How should I choose my sample size?

181 Views Asked by At

The following is only to make sure I don't have a misunderstanding. My real question is at the end.

I am in the following scenario: I have a website where people can subscribe by clicking a button. I can make the button either blue or red. In order to test what is better, I show some users the blue version and some users the red version. Now I count how many users subscribe for both groups.

My $H_0$: The color of the button has no effect on the probability of subscription.

I want to have a probability of at most $0.1\%$ that I falsely reject $H_0$, so my significance level is $\alpha = 0.001$.

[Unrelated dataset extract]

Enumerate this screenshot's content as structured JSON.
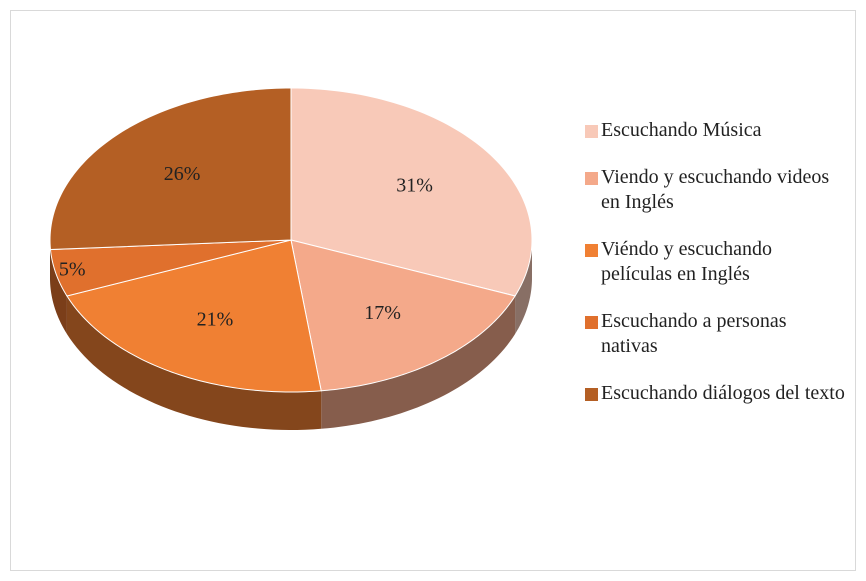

Now I might decide to test this with 50 users in both groups and get the following result:

         subscribed          not subscribed |
"blue"   24                  26             |  50
"red"    23                  27             |  50
--------------------------------------------------
         47                  53             | 100

We have 100 random variables:

\begin{align} X_{i} \sim Bin(1, p) &\text{ with } i=1, \dots, n\\ Y_{j} \sim Bin(1, q) &\text{ with } j=1, \dots,m\\ H_0:&\qquad p =q \end{align}

The higher the observed difference $T(X_1, \dots, X_n, Y_1, \dots, Y_n):= |\frac{\sum X_i}{n} - \frac{\sum Y_j}{m}|$, the more reasonable is the assumption that $p \neq q$. So the test decision ("Testentscheid" - I'm not sure about the English word) should be:

$$ \begin{cases} T > c &H_0 \text{ is rejected on the significance level } \alpha\\ T \leq c & H_0 \text{ cannot be rejected on the significance level } \alpha \end{cases} $$

In case $p = q$, the probability to make a wrong decision is

\begin{align} &P(|\frac{\sum X_i}{n} - \frac{\sum Y_j}{m}| > c)\\ =& P(\frac{\sum X_i}{n} - \frac{\sum Y_j}{m} > c) + P(\frac{\sum X_i}{n} - \frac{\sum Y_j}{m} < -c) \end{align} (I'm currently stuck here, but I am relatively confident that this is the right way to calculate $c$ and thus make the decision on this significance level)

My Question

How do I decide which sample size to take? I guess with bigger sample sizes I can always make better statements, but usually it costs something to increase the sample size. So is 100 reasonable? 1000? I guess this mainly depends on the expected difference between $p$ and $q$?

Also: What should I do if I am sure there is a difference in this scenario, but would like to give a number/direction for it? I guess confidence intervals is the right term to look for?